Regular exercise can help treat high blood glucose, blood pressure, and cholesterol; improve your mood; and increase your energy. Some patients are also able to reduce their doses of medications for diabetes with a good exercise routine.

Start slowly and work your way up

The first rule of the game is to set achievable goals. Begin by exercising a few days a week. Once you notice the effects of physical activity on your health and body shape, you’ll likely be motivated to increase the frequency and intensity of your exercise regimen. Until then, don’t sweat it! Here are some other helpful tips:

  • Persons with type 2 diabetes benefit most from a combination of aerobic exercise, which raises the heart rate through upbeat, rhythmic movement, and resistance training, such as lifting weights to strengthen the muscles
  • Avoid doing the same exercise or physical activity two days in a row to get maximal benefits.
  • If 30 minute workouts are too intense or you have trouble making time for them, try scattering three 10-minute sessions throughout the day. You might find it much easier to follow through with your fitness goals.
  • Invite a friend, join a class or work with a personal trainer. People who have strong social support are more likely than others to stick to their routines.
  • Always check with your health care provider first before starting a new exercise routine to be safe
  • Patients who are at especially high risk for cardiovascular complications or with a previous history of heart disease or stroke might need a stress test before beginning an exercise regimen.
  • Exercise lowers blood glucose.
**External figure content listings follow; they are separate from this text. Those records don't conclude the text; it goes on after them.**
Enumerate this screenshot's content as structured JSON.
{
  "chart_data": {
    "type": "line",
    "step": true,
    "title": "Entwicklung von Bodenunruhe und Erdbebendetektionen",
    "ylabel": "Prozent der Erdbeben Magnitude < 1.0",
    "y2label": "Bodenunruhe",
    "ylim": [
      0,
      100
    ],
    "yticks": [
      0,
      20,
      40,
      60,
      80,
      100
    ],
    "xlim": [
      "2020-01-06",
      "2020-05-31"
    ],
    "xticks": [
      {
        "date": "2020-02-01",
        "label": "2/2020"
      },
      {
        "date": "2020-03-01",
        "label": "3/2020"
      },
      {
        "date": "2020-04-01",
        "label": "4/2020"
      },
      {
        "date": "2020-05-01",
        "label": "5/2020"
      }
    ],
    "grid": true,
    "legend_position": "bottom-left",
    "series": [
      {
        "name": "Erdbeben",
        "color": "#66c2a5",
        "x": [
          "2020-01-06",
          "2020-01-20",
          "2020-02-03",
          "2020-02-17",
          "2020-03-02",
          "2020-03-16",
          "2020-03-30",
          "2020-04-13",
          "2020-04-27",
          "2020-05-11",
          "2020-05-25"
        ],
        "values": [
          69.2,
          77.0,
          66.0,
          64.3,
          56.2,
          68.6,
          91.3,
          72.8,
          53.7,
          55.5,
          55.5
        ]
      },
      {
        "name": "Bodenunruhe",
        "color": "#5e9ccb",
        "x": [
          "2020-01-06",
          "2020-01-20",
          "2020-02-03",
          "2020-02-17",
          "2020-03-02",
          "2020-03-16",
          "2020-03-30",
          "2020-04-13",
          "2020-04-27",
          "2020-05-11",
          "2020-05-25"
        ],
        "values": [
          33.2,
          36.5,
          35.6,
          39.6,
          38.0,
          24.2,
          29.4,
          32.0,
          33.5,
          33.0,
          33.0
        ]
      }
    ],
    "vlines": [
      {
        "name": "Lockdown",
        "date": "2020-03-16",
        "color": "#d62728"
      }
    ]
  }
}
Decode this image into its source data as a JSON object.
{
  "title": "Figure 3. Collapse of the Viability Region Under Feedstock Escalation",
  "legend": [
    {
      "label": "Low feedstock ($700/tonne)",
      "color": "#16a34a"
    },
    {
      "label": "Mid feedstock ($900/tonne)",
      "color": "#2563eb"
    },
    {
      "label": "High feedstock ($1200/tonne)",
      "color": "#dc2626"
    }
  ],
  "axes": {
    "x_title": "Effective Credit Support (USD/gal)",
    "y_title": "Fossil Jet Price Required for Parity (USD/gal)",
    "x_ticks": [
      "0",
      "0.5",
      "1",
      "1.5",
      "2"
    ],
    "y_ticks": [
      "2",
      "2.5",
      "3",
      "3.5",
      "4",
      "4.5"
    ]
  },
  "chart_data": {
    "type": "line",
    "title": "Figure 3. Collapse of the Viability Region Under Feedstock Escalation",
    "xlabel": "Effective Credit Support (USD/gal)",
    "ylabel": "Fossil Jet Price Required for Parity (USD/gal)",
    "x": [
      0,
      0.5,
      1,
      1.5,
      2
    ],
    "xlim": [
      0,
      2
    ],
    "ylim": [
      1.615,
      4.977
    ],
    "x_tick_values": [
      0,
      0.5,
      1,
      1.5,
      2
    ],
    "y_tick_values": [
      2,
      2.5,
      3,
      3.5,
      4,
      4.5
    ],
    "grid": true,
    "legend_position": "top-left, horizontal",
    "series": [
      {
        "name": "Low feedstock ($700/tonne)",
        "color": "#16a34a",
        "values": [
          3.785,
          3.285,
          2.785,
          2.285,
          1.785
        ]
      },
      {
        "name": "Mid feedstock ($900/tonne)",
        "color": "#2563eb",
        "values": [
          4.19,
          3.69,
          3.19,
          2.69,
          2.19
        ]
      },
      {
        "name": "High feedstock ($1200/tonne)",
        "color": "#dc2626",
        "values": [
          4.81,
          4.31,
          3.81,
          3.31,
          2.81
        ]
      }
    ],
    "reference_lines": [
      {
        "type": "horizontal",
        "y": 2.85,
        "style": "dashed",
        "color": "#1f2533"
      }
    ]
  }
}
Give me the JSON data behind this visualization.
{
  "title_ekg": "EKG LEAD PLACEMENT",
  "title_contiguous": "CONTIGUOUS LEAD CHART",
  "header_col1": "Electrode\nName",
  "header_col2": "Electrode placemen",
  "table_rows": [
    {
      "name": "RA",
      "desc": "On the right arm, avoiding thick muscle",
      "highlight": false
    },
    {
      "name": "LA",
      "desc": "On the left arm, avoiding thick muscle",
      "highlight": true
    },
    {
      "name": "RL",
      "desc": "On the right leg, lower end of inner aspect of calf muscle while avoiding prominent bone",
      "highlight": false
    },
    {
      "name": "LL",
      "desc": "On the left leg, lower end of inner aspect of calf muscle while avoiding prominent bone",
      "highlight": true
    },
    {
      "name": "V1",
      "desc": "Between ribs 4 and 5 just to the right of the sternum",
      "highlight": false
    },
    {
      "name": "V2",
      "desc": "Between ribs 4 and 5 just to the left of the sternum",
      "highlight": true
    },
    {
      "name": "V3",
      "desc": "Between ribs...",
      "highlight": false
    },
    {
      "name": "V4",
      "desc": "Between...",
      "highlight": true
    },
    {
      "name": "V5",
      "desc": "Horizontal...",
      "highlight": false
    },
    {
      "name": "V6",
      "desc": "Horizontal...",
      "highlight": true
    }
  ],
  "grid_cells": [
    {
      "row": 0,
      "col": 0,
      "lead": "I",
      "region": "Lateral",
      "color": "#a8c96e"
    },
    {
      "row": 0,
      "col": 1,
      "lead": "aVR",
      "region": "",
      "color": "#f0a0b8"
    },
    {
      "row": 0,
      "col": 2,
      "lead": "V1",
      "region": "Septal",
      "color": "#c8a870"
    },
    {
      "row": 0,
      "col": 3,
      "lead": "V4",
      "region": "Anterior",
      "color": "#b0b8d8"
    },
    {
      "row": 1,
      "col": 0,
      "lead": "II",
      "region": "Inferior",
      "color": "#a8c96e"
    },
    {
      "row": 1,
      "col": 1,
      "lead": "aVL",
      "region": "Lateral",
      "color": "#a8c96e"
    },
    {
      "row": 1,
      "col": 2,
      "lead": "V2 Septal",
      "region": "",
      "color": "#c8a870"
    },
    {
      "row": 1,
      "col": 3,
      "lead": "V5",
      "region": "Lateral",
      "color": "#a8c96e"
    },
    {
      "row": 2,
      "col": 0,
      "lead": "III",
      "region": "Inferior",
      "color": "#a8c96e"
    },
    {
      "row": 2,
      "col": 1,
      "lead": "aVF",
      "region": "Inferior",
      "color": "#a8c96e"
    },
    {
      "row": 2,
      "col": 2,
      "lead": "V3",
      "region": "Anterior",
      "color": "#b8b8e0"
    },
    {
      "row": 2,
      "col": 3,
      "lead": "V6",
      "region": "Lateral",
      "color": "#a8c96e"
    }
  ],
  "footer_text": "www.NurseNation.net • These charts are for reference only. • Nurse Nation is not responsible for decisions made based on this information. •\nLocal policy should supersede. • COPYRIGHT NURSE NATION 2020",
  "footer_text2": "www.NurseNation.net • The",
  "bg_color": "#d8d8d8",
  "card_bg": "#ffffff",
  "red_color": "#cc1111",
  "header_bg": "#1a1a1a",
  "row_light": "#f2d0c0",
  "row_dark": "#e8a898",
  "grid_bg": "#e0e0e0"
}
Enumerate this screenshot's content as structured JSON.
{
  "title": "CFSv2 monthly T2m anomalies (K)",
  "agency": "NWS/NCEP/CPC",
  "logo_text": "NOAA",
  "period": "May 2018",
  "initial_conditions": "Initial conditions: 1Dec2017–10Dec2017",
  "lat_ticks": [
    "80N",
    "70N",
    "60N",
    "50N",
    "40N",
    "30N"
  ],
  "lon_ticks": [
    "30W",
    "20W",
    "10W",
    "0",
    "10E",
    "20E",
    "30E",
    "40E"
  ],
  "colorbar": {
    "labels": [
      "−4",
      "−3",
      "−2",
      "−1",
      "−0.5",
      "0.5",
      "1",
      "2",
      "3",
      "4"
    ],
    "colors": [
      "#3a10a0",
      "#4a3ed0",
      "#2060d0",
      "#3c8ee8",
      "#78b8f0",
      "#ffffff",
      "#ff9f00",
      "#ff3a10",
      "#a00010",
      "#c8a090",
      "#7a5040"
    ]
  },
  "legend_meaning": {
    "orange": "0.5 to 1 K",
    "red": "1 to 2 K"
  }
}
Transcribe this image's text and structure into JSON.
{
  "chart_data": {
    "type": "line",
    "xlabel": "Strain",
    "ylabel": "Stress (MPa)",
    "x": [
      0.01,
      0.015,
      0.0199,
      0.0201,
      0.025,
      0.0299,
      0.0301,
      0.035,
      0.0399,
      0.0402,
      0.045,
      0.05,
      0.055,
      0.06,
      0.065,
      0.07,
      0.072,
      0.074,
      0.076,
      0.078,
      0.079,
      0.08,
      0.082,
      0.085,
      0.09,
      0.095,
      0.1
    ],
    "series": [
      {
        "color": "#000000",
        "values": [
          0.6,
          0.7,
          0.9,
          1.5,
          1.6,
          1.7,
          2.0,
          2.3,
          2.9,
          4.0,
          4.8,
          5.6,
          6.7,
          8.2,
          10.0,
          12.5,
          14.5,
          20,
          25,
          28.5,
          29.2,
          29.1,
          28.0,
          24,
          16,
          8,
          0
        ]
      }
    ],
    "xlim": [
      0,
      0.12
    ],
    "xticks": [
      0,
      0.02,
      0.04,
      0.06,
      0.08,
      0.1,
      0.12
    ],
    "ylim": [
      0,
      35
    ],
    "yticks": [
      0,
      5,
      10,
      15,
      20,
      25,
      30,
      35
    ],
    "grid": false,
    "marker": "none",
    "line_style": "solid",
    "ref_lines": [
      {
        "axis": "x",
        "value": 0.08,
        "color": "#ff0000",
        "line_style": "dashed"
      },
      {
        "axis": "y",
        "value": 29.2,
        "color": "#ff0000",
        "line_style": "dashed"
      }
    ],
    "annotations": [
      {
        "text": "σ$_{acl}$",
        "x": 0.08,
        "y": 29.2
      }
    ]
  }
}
If you have insulin-treated diabetes, ask your health care provider if your dose of insulin should be decreased on the days that you exercise.
  • Workout routines do not be elaborate or time-intensive; even three short 10-minute intervals spread throughout the day can start you off on the right foot.

Be Alert!

  • Stay hydrated. Drink plenty of fluids before, during, and after exercise.
  • Check your blood glucose levels before and after exercise to become familiar with your body’s response to various types of activity. Your blood glucose might respond differently to lifting weights than it would to a pickup basketball game, for example. Changes in blood glucose levels (high or low) can sometimes last as long as 12 hours after exercise.
  • Working out causes your body to burn blood glucose. For that reason, persons with diabetes often eat a small snack before and after exercise. Always keep a snack on hand in case your blood glucose drops too low.
  • Check your feet daily for blisters or other signs of injury. Discuss non-healing injuries with your health care provider as soon as you notice them.
  • Watch for symptoms of heart disease which may include lightheadedness, shortness of breath, and chest pain. Stop exercise immediately and alert your health care provider.
  • Stop exercising if you feel lightheaded, dizzy, chest pain, or have other signs of low blood pressure.